Comprendere OpenAI non è quindi solo conoscenza di contorno. Il modo in cui i suoi modelli recuperano, leggono e citano i contenuti determina se il tuo marchio compaia quando qualcuno chiede a ChatGPT della tua categoria. Questo lo rende una considerazione centrale per la generative engine optimization e per una più ampia strategia di ricerca AI.
OpenAI è un'azienda AI che conduce ricerca e distribuisce prodotti per consumatori e sviluppatori. È stata fondata nel dicembre 2015 da un gruppo che includeva Sam Altman, Greg Brockman, Ilya Sutskever ed Elon Musk, in origine come laboratorio di ricerca senza scopo di lucro. La sua carta fondativa la impegnava a costruire un'intelligenza artificiale generale che vada a beneficio di tutta l'umanità.
Oggi OpenAI è nota soprattutto per i prodotti costruiti sui suoi modelli GPT, i generative pre-trained transformer che alimentano generazione di testo, ragionamento e altro. Quei modelli sono un esempio di primo piano di un grande LLM, e si collocano al centro dell'attuale ondata di AI generativa.

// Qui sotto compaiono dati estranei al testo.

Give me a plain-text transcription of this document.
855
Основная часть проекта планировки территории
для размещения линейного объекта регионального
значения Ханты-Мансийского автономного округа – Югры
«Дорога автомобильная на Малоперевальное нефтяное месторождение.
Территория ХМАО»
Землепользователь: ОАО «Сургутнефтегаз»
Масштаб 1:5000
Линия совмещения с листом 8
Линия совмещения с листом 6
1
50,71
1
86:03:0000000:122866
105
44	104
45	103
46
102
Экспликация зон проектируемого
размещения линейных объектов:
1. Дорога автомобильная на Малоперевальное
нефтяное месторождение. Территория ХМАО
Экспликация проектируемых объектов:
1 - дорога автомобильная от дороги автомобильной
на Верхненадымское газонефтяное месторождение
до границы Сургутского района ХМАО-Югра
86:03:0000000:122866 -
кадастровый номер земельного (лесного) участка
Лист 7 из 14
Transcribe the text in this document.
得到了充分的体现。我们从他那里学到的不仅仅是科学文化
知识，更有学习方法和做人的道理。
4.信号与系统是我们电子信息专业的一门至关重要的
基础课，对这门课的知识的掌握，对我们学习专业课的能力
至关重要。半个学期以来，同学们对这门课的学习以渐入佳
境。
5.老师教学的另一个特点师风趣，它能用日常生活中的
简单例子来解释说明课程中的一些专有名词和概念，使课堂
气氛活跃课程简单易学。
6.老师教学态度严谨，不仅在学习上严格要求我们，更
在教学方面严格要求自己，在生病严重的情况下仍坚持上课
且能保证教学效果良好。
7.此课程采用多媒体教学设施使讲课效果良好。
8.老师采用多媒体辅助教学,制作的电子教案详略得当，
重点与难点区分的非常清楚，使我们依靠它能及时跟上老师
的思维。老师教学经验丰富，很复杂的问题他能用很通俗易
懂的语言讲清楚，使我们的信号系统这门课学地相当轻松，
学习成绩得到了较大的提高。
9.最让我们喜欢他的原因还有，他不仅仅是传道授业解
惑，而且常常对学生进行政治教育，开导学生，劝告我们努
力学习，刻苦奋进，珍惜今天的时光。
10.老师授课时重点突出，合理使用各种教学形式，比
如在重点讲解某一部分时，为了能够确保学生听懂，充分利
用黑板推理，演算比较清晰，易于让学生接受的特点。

OpenAI ha iniziato a operare in modo modesto, pare dall'appartamento di Greg Brockman prima di trasferirsi a San Francisco. Nel 2019 ha creato una controllata a profitto limitato per attrarre investimenti e pagare i dipendenti in equity, e Microsoft ha investito 1 miliardo di dollari diventando il suo principale partner cloud tramite Azure. Impegni più ampi di Microsoft sono seguiti negli anni successivi.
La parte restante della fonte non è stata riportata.